Aerodynamics will become an ever more significant influence, he asserts. The drive for lower drag coefficients suits plastics as the double-curvature contours can be achieved at much lower cost in a plastics moulding than an elaborate steel pressing. Also, sheet moulding compounds of the kind used in the hot-pressed outer panels of ERF cabs for the past 15 years are likely to be used increasingly for subsidiary (semi-load-bearing) items.

However, most of Europe's volume producers can justify the cost of tooling for steel pressings, and steel's vulnerability to corrosion has largely been overcome, says Taylor. For example, many MP cab pressings are Zintec coated to a thickness of 7 microns. Doors are typical ly treated on both faces of the inside skins, and the inner side only of the outer skin, leaving the exposed part of the door untreated, which enables MP's cathodic electrophoretic paint process to be applied successfully to the outer surface (the paint keys best to bare metal).

Taylor reckons that steel will remain the staple material for volume-produced load-bearing cab shells. Aluminium is too expensive, despite its weight-saving and corrosion-resisting benefits: aluminium prices have risen over twice as fast as steel prices since 1983. In the USA, says Taylor, where aluminium is cheaper, it is used for cab structures to cut weight easily without major redesign. In Europe, cab shell weight savings are now achieved instead through CAD/CAM methods.

LARGER PANELS

One way in which weight is being saved is by eliminating the structural (welded) joints. Cabs designed in the 1980s are notable in being fabricated from fewer, larger panels. The C44 Roadrunner cab built by MP illustrates the trend, as do a number of recent cabs on imported vehicles like MAN's F90/M90 range.

Bigger pressings and fewer joints also give a more rigid shell, with more predictable deformability in an accident. Potential sources of corrosion, along spot-welded joints, are reduced, and assembly is simplified, in the Roadrunner's case without the need for an elaborate jig. The C44 cab's side pressings, including the door surrounds, are each pressed in one piece.

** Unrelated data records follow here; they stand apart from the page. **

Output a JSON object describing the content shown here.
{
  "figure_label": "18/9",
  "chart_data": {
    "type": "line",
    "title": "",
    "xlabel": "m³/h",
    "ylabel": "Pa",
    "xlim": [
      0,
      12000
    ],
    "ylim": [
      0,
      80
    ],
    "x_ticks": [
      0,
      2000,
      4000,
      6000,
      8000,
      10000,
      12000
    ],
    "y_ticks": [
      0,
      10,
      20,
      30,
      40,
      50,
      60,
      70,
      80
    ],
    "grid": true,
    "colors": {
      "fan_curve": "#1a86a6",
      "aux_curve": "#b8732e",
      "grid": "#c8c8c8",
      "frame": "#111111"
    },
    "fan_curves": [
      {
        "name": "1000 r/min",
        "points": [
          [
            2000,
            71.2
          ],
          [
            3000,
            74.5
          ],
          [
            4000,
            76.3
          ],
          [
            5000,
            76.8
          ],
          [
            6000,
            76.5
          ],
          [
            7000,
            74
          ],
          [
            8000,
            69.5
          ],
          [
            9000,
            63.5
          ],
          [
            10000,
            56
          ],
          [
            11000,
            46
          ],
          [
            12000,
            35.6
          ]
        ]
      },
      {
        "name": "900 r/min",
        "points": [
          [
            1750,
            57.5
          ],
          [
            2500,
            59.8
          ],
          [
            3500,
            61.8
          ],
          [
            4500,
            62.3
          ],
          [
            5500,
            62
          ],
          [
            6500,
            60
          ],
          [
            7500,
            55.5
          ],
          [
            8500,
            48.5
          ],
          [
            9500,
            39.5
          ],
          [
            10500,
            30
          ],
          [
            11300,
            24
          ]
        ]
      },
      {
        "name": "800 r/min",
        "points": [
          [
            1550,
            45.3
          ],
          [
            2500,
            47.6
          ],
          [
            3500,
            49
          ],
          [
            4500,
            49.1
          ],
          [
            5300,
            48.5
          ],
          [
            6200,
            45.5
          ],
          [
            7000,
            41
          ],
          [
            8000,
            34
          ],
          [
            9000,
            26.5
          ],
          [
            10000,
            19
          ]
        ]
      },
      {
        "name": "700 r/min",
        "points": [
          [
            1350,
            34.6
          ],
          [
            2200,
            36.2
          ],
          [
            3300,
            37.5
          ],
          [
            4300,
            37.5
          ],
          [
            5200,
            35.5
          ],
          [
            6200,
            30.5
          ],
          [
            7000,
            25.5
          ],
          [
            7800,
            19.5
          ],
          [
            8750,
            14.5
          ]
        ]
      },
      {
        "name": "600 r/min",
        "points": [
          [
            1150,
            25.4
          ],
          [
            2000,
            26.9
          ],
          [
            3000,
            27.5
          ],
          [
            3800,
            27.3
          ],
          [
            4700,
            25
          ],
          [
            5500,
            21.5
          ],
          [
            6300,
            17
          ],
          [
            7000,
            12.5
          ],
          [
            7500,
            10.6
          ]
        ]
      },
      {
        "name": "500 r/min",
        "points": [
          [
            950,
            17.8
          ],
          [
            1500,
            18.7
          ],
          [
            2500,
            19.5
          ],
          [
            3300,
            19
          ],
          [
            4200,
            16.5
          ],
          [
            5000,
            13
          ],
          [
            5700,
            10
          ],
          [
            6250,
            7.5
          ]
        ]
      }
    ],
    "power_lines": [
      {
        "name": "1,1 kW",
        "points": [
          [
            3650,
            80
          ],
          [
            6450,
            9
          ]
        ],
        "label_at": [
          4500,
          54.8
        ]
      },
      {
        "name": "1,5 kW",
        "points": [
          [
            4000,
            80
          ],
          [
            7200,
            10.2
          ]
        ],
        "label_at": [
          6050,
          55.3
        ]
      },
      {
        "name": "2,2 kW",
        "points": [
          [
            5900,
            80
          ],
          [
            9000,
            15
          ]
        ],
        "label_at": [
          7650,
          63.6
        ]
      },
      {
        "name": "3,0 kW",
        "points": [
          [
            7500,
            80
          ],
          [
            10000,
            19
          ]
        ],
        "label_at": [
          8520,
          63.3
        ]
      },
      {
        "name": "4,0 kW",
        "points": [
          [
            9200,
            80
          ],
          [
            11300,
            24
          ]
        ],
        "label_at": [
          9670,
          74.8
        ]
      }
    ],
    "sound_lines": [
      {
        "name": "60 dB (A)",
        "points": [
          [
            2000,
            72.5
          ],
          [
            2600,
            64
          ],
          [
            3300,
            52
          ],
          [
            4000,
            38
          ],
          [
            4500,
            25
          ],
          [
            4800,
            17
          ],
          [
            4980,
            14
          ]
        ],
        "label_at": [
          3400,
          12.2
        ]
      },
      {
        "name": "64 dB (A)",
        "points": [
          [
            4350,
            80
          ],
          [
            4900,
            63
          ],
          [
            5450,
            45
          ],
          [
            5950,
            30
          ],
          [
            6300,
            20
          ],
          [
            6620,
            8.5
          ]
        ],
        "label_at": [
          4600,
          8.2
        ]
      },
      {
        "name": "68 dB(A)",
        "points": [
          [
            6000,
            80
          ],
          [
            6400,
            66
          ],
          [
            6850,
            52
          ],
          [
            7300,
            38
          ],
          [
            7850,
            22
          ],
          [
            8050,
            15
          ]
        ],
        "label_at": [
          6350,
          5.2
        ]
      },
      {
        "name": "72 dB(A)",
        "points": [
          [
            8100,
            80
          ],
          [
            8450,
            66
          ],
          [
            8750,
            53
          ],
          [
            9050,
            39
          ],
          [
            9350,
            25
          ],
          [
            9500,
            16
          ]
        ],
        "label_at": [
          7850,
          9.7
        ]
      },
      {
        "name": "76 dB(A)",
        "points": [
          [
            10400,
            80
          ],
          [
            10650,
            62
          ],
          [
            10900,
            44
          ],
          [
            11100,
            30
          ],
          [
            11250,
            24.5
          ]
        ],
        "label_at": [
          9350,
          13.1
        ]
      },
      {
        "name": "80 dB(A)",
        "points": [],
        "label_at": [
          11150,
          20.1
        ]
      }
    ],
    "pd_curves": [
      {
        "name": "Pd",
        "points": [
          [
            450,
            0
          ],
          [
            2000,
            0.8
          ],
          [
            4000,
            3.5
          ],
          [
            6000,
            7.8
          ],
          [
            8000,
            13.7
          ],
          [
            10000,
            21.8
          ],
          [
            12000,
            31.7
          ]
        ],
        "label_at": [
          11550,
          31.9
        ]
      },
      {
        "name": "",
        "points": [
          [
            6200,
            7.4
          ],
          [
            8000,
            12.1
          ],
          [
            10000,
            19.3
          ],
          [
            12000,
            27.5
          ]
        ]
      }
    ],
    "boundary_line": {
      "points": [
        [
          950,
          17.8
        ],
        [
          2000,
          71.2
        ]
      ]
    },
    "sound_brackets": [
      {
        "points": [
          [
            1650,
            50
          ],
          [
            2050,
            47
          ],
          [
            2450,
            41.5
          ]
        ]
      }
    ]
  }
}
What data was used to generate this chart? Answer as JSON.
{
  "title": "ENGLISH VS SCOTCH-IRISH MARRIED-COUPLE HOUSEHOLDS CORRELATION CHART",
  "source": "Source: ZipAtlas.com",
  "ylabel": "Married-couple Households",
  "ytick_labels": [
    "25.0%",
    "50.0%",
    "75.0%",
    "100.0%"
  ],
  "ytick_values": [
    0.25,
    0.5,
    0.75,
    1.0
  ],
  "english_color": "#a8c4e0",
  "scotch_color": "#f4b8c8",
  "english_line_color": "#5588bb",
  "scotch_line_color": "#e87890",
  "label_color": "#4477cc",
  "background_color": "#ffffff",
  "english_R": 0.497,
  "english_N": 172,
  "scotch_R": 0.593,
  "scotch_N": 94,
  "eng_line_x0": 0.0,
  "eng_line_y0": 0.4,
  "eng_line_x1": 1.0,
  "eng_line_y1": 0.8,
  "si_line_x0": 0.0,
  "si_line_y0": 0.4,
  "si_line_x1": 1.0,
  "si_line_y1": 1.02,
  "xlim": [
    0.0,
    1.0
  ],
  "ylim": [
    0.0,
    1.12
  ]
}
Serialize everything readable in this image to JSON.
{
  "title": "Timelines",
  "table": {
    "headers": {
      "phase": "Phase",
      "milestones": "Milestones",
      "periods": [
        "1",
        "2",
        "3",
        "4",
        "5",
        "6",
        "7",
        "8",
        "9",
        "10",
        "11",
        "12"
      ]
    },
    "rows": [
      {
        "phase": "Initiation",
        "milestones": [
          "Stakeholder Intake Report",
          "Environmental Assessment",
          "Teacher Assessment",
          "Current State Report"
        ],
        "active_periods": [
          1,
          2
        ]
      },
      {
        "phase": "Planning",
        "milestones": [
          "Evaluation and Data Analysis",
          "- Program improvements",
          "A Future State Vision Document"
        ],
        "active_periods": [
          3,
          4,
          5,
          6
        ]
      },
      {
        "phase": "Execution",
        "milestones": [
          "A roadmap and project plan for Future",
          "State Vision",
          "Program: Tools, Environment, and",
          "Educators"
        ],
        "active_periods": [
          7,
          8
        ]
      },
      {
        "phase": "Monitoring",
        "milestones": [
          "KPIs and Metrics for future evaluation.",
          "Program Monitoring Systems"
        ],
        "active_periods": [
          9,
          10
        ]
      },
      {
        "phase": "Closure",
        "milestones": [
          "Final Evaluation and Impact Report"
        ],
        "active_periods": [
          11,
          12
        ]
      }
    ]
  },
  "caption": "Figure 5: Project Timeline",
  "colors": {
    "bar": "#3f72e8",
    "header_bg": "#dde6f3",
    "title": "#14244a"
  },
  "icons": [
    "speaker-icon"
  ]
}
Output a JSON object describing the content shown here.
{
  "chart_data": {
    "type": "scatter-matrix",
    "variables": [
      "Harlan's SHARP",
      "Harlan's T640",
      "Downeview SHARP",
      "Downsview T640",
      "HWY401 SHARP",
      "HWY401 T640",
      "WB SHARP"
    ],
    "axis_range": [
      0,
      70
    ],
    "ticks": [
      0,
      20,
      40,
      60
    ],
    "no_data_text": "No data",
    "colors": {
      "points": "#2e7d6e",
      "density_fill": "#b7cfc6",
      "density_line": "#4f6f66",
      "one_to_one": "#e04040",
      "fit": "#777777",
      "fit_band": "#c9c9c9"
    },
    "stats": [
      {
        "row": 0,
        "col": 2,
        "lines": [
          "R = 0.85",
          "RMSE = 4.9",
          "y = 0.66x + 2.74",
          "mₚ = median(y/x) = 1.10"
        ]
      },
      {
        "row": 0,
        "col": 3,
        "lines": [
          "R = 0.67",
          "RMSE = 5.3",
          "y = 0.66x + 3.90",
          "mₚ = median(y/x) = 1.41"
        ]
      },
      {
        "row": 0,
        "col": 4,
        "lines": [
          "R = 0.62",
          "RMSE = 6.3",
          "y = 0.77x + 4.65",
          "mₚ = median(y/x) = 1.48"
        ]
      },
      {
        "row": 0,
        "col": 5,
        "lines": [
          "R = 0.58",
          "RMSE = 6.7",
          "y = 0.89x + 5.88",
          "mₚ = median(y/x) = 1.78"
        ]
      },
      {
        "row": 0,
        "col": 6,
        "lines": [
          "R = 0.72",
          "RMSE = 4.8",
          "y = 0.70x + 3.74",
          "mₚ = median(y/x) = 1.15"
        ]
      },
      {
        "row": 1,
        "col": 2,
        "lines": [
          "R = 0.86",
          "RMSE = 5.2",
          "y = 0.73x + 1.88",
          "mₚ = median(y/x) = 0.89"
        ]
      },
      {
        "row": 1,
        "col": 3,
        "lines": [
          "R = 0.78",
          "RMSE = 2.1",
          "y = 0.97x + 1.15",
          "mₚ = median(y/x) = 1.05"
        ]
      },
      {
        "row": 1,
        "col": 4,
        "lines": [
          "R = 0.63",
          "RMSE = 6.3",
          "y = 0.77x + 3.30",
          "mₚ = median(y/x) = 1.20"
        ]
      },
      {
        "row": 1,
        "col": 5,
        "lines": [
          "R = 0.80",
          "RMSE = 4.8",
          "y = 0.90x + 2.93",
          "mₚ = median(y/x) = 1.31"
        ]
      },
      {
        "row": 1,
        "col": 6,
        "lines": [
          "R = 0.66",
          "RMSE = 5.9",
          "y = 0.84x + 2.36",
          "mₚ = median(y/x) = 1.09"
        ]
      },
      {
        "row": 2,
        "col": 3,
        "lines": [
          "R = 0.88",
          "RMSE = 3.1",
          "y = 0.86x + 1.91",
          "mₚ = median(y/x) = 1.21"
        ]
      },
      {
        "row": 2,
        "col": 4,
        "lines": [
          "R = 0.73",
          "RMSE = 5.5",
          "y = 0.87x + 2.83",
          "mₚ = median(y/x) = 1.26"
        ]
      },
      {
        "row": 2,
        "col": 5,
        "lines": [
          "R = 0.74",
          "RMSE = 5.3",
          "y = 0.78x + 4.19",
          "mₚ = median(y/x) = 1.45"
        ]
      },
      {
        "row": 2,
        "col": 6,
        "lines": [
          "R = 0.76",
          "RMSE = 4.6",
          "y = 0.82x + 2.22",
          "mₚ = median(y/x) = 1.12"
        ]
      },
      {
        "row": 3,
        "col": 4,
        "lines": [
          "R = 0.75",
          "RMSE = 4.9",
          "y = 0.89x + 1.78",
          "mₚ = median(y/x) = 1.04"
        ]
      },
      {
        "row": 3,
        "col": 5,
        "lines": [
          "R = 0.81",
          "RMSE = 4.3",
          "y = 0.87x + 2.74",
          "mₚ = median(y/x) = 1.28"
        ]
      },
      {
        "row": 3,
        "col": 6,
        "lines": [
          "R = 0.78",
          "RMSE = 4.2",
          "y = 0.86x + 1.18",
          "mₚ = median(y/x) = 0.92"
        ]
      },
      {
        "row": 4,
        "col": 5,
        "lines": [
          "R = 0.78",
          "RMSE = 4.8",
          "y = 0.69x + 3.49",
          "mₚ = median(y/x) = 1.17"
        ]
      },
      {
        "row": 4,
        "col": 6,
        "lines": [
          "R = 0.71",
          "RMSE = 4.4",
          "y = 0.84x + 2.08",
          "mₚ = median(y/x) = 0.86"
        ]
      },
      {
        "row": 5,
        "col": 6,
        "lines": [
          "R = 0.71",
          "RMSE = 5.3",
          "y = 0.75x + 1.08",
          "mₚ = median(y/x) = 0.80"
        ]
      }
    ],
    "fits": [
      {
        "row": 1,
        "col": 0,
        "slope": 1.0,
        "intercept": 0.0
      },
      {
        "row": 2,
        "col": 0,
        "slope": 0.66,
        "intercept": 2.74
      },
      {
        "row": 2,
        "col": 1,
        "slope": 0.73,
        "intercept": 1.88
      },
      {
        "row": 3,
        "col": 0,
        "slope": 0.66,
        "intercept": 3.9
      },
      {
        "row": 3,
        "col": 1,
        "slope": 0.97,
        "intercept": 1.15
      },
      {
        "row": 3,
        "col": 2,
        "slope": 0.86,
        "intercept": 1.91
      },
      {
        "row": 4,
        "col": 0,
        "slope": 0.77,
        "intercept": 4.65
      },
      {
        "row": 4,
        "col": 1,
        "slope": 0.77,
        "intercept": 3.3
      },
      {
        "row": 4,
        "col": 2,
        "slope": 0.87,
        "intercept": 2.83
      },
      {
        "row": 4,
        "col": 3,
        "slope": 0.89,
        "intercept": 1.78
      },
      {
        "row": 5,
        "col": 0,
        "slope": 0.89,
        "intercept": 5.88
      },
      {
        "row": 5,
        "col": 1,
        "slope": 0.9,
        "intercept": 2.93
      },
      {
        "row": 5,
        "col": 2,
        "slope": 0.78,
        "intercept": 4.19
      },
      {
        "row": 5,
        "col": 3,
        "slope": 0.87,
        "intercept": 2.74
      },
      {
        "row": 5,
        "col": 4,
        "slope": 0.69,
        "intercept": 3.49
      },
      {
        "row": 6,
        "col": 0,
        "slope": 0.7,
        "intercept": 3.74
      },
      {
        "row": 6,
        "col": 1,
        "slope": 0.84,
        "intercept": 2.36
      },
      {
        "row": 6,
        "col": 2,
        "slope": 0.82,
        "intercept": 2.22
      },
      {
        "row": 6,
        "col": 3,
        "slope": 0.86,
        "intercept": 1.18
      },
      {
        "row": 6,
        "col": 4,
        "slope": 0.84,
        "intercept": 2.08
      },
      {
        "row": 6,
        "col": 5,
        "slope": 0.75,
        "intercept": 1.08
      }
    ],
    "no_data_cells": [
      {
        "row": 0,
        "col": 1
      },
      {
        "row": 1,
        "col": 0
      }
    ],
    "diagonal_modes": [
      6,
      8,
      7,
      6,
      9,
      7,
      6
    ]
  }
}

There are important repair implications, however. Where damage is localised it is likely that the new larger pressings will have to be cut, to replace just one section. Cab designers now assume that most body shops are equipped with modern portable cutting tools and that their welds are of a high quality.

Larger sheet-steel cab shell components need bigger presses to produce them. As part of a £7 million investment at Coventry, MP is installing four new 1,600-tonne presses. The bed area, which limits the size of panel produced, is up from 3.17 x 2m on the older presses to 3.7 x 2.54m on the new models.